Anmerkung: Die VMware-Technologie ist nach wie vor exzellent. Jedoch ist VMware nicht mehr “VMware”, sondern nun Broadcom.

Digitale Souveränität geht nicht verloren, weil die Technologie schlecht ist.

Sie geht verloren, wenn Entscheidungen an Reversibilität verlieren. Wenn Architektur, Betrieb und Lizenzmodell so eng miteinander verknüpft sind, dass Alternativen zwar existieren, aber praktisch kaum mehr realistisch umsetzbar sind, verschiebt sich die Kontrolle nachhaltig.

Für den Public Sector in der Schweiz bedeutet das, dass sich die Ausgangslage fundamental verändert. Viele Organisationen betreiben heute VMware-basierte Private Clouds, haben über Jahre Know-How aufgebaut und ihre Betriebsmodelle darauf ausgerichtet. Der Übergang zu einem integrierten Modell wie VCF9 ist deshalb kein einfacher Technologieschritt, sondern eine strategische Weichenstellung.

Es ist nicht unrealistisch anzunehmen, dass ein grosser Teil der öffentlichen IT-Landschaft ab Oktober 2027 nicht mehr den zentralen Kriterien digitaler Souveränität entsprechen wird.
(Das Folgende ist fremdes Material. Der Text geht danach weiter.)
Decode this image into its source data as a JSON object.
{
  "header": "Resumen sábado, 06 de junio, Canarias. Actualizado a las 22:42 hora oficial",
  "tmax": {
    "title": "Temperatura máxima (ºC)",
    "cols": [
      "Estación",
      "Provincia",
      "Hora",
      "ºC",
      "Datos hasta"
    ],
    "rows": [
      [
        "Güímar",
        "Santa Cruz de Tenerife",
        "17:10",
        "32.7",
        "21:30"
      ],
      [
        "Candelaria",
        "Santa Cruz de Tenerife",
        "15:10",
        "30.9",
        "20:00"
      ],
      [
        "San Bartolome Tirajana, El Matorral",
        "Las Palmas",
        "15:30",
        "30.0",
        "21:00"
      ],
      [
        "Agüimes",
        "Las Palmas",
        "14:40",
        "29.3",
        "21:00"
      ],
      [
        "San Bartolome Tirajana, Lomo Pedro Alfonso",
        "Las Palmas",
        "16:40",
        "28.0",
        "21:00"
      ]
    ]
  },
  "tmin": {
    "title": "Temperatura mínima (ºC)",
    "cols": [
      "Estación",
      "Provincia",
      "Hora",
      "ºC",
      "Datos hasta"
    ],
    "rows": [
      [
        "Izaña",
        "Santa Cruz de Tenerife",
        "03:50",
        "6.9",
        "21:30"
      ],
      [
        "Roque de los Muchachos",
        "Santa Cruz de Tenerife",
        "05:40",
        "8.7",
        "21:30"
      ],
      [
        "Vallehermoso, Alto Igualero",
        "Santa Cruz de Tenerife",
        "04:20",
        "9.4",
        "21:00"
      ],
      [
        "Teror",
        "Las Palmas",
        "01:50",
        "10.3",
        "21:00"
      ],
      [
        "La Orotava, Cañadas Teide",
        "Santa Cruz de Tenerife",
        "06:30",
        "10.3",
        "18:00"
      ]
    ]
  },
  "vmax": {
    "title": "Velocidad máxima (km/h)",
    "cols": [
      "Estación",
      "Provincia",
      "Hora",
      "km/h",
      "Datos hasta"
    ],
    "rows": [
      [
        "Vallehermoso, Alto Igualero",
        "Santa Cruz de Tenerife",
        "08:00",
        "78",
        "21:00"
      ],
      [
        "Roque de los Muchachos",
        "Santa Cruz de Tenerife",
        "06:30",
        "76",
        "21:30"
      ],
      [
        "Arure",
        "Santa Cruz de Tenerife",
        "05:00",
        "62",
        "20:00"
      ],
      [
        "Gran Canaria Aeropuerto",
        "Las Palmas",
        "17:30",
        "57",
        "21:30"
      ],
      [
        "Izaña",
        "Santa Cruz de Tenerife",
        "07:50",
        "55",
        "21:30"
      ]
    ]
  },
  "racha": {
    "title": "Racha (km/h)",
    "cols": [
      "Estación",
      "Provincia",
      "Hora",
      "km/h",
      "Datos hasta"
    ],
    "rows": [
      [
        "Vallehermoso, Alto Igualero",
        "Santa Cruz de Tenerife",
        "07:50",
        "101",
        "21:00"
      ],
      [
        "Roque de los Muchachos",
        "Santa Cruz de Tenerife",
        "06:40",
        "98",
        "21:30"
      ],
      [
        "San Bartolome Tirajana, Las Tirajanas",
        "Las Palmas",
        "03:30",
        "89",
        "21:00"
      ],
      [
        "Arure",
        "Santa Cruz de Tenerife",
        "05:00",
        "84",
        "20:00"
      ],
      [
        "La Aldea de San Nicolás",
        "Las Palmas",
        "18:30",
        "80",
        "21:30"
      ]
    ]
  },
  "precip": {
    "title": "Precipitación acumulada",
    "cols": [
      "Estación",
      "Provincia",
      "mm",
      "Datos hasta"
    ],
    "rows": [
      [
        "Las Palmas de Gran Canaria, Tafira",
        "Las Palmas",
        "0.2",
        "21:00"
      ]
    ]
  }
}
Nutanix als Alternative – Zurück zur Modularität

In diesem Kontext wird Nutanix häufig als Alternative genannt. Interessant ist dabei weniger die Positionierung als “Private-Cloud-Anbieter”, sondern die zugrunde liegende Architekturphilosophie.

Auch Nutanix bietet heute eine vollständige Private-Cloud-Plattform. Infrastruktur, Automatisierung, Datenservices und moderne Plattformdienste können integriert bereitgestellt werden. Auf den ersten Blick ähnelt dieses Modell dem, was auch VMware Cloud Foundation verfolgt. Der entscheidende Unterschied liegt jedoch nicht im Funktionsumfang, sondern in der Art und Weise, wie dieser bereitgestellt wird.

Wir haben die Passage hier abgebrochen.